The Chip and Run Shot

By: Jonathon Hardcastle

Golf is a game enjoyed by many the world over. It's a game that requires dedication, determination, and above all practice. In golf, practice helps build routine, which is necessary to establish power in your drive, through consistent iron play to finesse on the putting surface. But there also lies an awkward area, just off the fringe of the green, that can be unpredictable and potentially card wrecking. Furthermore, over half your strokes ill inevitably be counted around the green, so it is crucial to tighten up where it really matters.

The fact is you can smash the ball for 300 yards on a par 4 and still walk away with a 7. And it's not that difficult either. Overshoot the green, putt beyond the hole, land in the bunker - there are plenty dangers lying in wait of those who've lost their concentration.

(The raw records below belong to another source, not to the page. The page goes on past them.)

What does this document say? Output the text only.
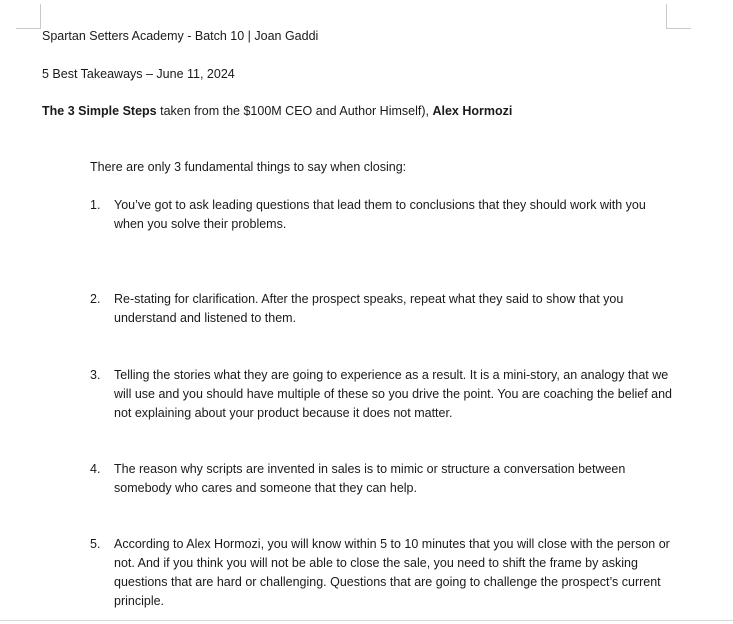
Spartan Setters Academy - Batch 10 | Joan Gaddi
5 Best Takeaways – June 11, 2024
The 3 Simple Steps taken from the $100M CEO and Author Himself), Alex Hormozi
There are only 3 fundamental things to say when closing:
1.	You’ve got to ask leading questions that lead them to conclusions that they should work with you when you solve their problems.
2.	Re-stating for clarification. After the prospect speaks, repeat what they said to show that you understand and listened to them.
3.	Telling the stories what they are going to experience as a result. It is a mini-story, an analogy that we will use and you should have multiple of these so you drive the point. You are coaching the belief and not explaining about your product because it does not matter.
4.	The reason why scripts are invented in sales is to mimic or structure a conversation between somebody who cares and someone that they can help.
5.	According to Alex Hormozi, you will know within 5 to 10 minutes that you will close with the person or not. And if you think you will not be able to close the sale, you need to shift the frame by asking questions that are hard or challenging. Questions that are going to challenge the prospect’s current principle.
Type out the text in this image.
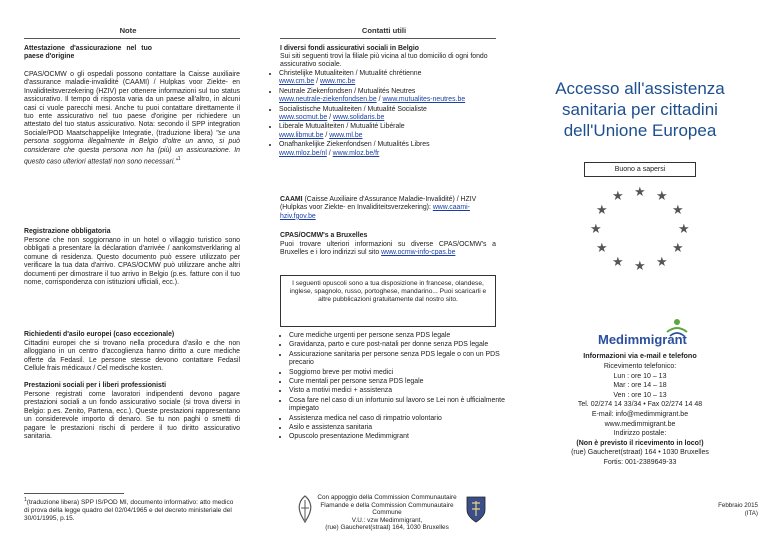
Note
Attestazione d'assicurazione nel tuo paese d'origine
CPAS/OCMW o gli ospedali possono contattare la Caisse auxiliaire d'assurance maladie-invalidité (CAAMI) / Hulpkas voor Ziekte- en Invaliditeitsverzekering (HZIV) per ottenere informazioni sul tuo status assicurativo. Il tempo di risposta varia da un paese all'altro, in alcuni casi ci vuole parecchi mesi. Anche tu puoi contattare direttamente il tuo ente assicurativo nel tuo paese d'origine per richiedere un attestato del tuo status assicurativo. Nota: secondo il SPP integration Sociale/POD Maatschappelijke Integratie, (traduzione libera) "se una persona soggiorna illegalmente in Belgio d'oltre un anno, si può considerare che questa persona non ha (più) un assicurazione. In questo caso ulteriori attestati non sono necessari."$^1$
Registrazione obbligatoria
Persone che non soggiornano in un hotel o villaggio turistico sono obbligati a presentare la déclaration d'arrivée / aankomstverklaring al comune di residenza. Questo documento può essere utilizzato per verificare la tua data d'arrivo. CPAS/OCMW può utilizzare anche altri documenti per dimostrare il tuo arrivo in Belgio (p.es. fatture con il tuo nome, corrispondenza con istituzioni ufficiali, ecc.).
Richiedenti d'asilo europei (caso eccezionale)
Cittadini europei che si trovano nella procedura d'asilo e che non alloggiano in un centro d'accoglienza hanno diritto a cure mediche offerte da Fedasil. Le persone stesse devono contattare Fedasil Cellule frais médicaux / Cel medische kosten.
Prestazioni sociali per i liberi professionisti
Persone registrati come lavoratori indipendenti devono pagare prestazioni sociali a un fondo assicurativo sociale (si trova diversi in Belgio: p.es. Zenito, Partena, ecc.). Queste prestazioni rappresentano un considerevole importo di denaro. Se tu non paghi o smetti di pagare le prestazioni rischi di perdere il tuo diritto assicurativo sanitaria.
$^1$(traduzione libera) SPP IS/POD MI, documento informativo: atto medico di prova della legge quadro del 02/04/1965 e del decreto ministeriale del 30/01/1995, p.15.
Contatti utili
I diversi fondi assicurativi sociali in Belgio
Sui siti seguenti trovi la filiale più vicina al tuo domicilio di ogni fondo assicurativo sociale.
• Christelijke Mutualiteiten / Mutualité chrétienne
www.cm.be / www.mc.be
• Neutrale Ziekenfondsen / Mutualités Neutres
www.neutrale-ziekenfondsen.be / www.mutualites-neutres.be
• Socialistische Mutualiteiten / Mutualité Socialiste
www.socmut.be / www.solidaris.be
• Liberale Mutualiteiten / Mutualité Libérale
www.libmut.be / www.ml.be
• Onafhankelijke Ziekenfondsen / Mutualités Libres
www.mloz.be/nl / www.mloz.be/fr
CAAMI (Caisse Auxiliaire d'Assurance Maladie-Invalidité) / HZIV (Hulpkas voor Ziekte- en Invaliditeitsverzekering): www.caami-hziv.fgov.be
CPAS/OCMW's a Bruxelles
Puoi trovare ulteriori informazioni su diverse CPAS/OCMW's a Bruxelles e i loro indirizzi sul sito www.ocmw-info-cpas.be
I seguenti opuscoli sono a tua disposizione in francese, olandese, inglese, spagnolo, russo, portoghese, mandarino... Puoi scaricarli e altre pubblicazioni gratuitamente dal nostro sito.
• Cure mediche urgenti per persone senza PDS legale
• Gravidanza, parto e cure post-natali per donne senza PDS legale
• Assicurazione sanitaria per persone senza PDS legale o con un PDS precario
• Soggiorno breve per motivi medici
• Cure mentali per persone senza PDS legale
• Visto a motivi medici + assistenza
• Cosa fare nel caso di un infortunio sul lavoro se Lei non è ufficialmente impiegato
• Assistenza medica nel caso di rimpatrio volontario
• Asilo e assistenza sanitaria
• Opuscolo presentazione Medimmigrant
Con appoggio della Commission Communautaire Flamande e della Commission Communautaire Commune
V.U.: vzw Medimmigrant,
(rue) Gaucheret(straat) 164, 1030 Bruxelles
Accesso all'assistenza sanitaria per cittadini dell'Unione Europea
Buono a sapersi
★
★ ★
★	★
★	★
★	★
★ ★
★
Medimmigrant
Informazioni via e-mail e telefono
Ricevimento telefonico:
Lun : ore 10 – 13
Mar : ore 14 – 18
Ven : ore 10 – 13
Tel. 02/274 14 33/34 • Fax 02/274 14 48
E-mail: info@medimmigrant.be
www.medimmigrant.be
Indirizzo postale:
(Non è previsto il ricevimento in loco!)
(rue) Gaucheret(straat) 164 • 1030 Bruxelles
Fortis: 001-2389649-33
Febbraio 2015
(ITA)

As the saying goes, 'drive for show and putt for dough'. If you're greenside play isn't up to scratch, you can forget about racking up a good score. It really is as simple as that. And this doesn't just mean putting: it also covers consistency in approach from short range, and in achieving this, the chip and run shot could be a very valuable asset.

If your ball is lying in light rough or on the fairway short of the green, you'll be facing a tough decision. You can't putt the ball because you'll have no way of gauging the resistance of the rough before you reach the green. You can't chip the ball because you need more control than that.

The solution? Chip and run. Take a middle to lower iron out of your bag. Your club choice should reflect the severity of the rough, so for example if you're in thick stuff a 9 or pitching wedge is the club to go for, but if your practically on the surface you might even like to try a 3-wood. Hold the club as normal and conduct a normal putting stroke through the ball, with the club you've chosen. Simply putt with the same weight as normal, at the same rhythm. With any luck the ball should pop up and trundle nicely towards the hole. This lifts the ball over the rough but keeps it close enough to the surface to give you the control you need for that added finesse around the putting surface.